This is a blog for the Mental Health Policy Class at the George Warren Brown School of Social Work.

January 31, 2008

Lax oversight favors doctors over patients

PART 1: [Wisconsin's] lax system of oversight favors doctors over patients. A Journal Sentinel review of five years' worth of disciplinary action found that the board is slow to look into complaints, keeps many of its investigations secret and rarely imposes serious discipline, even when patients die.

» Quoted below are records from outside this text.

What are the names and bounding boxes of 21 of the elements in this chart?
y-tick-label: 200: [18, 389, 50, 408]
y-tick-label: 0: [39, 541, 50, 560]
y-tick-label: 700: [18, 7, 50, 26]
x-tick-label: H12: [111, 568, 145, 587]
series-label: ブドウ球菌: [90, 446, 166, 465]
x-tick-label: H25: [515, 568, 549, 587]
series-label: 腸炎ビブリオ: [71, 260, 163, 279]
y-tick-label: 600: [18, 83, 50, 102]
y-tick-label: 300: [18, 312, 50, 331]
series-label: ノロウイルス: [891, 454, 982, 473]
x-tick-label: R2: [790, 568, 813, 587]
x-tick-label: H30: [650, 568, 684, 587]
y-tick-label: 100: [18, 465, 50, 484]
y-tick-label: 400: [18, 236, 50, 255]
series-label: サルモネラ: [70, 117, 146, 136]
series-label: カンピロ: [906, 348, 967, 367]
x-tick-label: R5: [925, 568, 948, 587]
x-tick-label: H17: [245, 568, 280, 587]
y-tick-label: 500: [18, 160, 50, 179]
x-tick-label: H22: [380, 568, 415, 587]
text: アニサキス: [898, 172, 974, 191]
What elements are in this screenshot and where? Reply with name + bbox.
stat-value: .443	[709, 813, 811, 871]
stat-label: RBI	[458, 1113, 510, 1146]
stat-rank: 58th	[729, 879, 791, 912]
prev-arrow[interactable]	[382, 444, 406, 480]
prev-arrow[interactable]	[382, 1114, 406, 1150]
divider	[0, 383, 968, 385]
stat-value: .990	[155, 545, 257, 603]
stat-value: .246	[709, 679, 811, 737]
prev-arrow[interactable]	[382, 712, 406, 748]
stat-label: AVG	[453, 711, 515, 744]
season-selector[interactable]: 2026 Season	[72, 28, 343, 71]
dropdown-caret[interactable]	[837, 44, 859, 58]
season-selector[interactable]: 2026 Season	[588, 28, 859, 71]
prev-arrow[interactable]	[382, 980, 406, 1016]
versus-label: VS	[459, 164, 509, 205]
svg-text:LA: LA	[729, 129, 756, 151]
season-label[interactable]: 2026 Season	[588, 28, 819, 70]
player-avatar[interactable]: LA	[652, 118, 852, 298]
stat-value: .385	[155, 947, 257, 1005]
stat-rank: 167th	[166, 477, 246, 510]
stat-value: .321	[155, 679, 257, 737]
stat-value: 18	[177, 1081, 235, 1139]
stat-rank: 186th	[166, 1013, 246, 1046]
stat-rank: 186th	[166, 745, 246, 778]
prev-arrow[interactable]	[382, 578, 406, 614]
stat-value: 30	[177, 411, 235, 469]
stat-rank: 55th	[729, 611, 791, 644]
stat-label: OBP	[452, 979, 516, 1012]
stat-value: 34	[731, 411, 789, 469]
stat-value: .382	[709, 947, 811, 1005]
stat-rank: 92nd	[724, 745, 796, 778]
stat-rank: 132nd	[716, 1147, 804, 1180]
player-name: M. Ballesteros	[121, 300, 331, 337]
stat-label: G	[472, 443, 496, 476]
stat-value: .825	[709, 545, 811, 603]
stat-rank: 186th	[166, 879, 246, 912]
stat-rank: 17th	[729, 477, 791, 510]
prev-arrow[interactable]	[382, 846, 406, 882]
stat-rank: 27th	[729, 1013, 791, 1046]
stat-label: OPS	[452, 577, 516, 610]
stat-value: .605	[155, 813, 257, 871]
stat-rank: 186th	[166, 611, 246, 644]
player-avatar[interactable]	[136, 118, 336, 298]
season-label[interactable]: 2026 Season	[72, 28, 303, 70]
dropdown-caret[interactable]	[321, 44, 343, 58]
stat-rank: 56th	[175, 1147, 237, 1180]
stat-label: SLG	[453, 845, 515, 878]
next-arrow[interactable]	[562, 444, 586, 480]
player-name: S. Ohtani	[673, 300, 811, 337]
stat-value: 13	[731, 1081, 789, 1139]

PART 2: The patient, a man who had been injured on the job, was feeling out of it and dizzy and his vision was blurred. Huffman checked the patient's IV, according to court records. The next thing the man knew, he said, he felt Huffman performing oral sex on him. Three months after the February 1991 incident, a second patient at St. Mary's Hospital in Milwaukee said he awoke to Huffman indecently touching him. In June 1991 Huffman was charged with two felonies. He pleaded guilty to reduced charges of misdemeanor sexual assault in January 1992. The doctor went to jail. But he didn't lose his medical license. State officials say they took progressively harsher action against Huffman over the next decade - action they thought would protect patients. They were wrong.
Despite his record, Huffman managed to get hired at three other facilities. Patients at two of them accused him of sexual misconduct. His license was revoked effective Feb. 28, 2002 - 11 years after his first documented sexual assault of a patient.